The U.S. Department of State issued the first passports with an ‘X’ for gender rather than female or male.
It recognized the rights of those who were denied passports because they did not identify as male or female, and opened the way to secure official identification.
The State Department did not disclose who was issued the first “sex X” passport for privacy reasons, but the Associated Press reported that Dana Jim, 63, has been suing the State Department over gender labeling in Colorado since 2015. reported that they confirmed that they had received the corresponding passport.
Jim, who was born with ambiguous physical characteristics, wrote ‘intersex’ above the column that indicated whether he was male or female when he applied for a passport and requested that he be able to indicate his gender with an ‘X’ in a separate document.
LGBTQ rights envoy Jennifer Stern said it was “historical and celebrated” and that “when a person has an identity card that reflects their true identity, they live with greater dignity.”
The State Department has also decided to allow passport applications of a defined gender without proof through medical records, the Associated Press reported.
Previously, when Americans applied for a passport with a gender different from the gender indicated on their birth certificate, they had to submit a certificate from a medical institution.

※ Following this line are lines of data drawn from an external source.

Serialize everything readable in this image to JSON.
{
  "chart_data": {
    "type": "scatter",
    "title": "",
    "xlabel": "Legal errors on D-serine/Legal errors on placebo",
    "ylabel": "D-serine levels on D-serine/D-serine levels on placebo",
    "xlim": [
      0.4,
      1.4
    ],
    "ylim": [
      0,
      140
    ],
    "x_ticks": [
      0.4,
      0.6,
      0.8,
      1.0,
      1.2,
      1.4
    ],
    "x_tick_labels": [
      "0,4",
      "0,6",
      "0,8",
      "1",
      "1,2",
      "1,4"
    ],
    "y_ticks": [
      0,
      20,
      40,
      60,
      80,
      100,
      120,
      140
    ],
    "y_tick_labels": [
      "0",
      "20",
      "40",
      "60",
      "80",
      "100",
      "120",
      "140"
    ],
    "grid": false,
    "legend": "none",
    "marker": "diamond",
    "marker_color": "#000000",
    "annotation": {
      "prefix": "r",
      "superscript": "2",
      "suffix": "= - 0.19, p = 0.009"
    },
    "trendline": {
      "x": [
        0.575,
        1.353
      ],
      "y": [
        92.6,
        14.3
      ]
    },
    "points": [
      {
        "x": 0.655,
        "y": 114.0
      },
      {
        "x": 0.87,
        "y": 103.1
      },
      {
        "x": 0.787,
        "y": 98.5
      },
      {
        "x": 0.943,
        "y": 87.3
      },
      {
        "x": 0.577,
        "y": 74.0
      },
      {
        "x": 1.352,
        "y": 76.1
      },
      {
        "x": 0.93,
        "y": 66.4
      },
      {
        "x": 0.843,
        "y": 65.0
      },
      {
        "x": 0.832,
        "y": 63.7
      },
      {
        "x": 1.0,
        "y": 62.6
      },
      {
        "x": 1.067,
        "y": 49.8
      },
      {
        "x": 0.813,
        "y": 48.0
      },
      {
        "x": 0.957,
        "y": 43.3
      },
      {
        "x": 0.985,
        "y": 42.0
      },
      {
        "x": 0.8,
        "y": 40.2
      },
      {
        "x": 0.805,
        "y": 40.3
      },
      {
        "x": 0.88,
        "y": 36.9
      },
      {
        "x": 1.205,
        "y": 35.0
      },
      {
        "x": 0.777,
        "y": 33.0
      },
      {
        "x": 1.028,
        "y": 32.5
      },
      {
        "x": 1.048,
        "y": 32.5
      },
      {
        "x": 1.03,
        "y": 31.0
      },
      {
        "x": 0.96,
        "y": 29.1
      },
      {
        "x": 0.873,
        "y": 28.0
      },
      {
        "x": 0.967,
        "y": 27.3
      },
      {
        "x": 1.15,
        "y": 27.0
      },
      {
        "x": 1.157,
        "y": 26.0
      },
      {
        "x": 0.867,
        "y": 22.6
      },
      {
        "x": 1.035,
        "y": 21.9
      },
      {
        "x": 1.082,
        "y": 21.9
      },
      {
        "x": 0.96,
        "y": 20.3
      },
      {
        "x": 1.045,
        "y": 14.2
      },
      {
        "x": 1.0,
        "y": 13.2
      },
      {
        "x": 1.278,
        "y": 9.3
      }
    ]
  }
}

The State Department also said next year it will provide more options for gender labeling.
AFP reported that at least 11 countries, including Canada, Germany, Argentina, India, Nepal, and Pakistan, offer an additional option such as an ‘X’ in the gender notation of passports.
The Joe Biden administration has made the recognition of diversity, including the expansion of LGBT rights, a key value, and is taking concrete measures accordingly, in contrast to the previous administration of Donald Trump.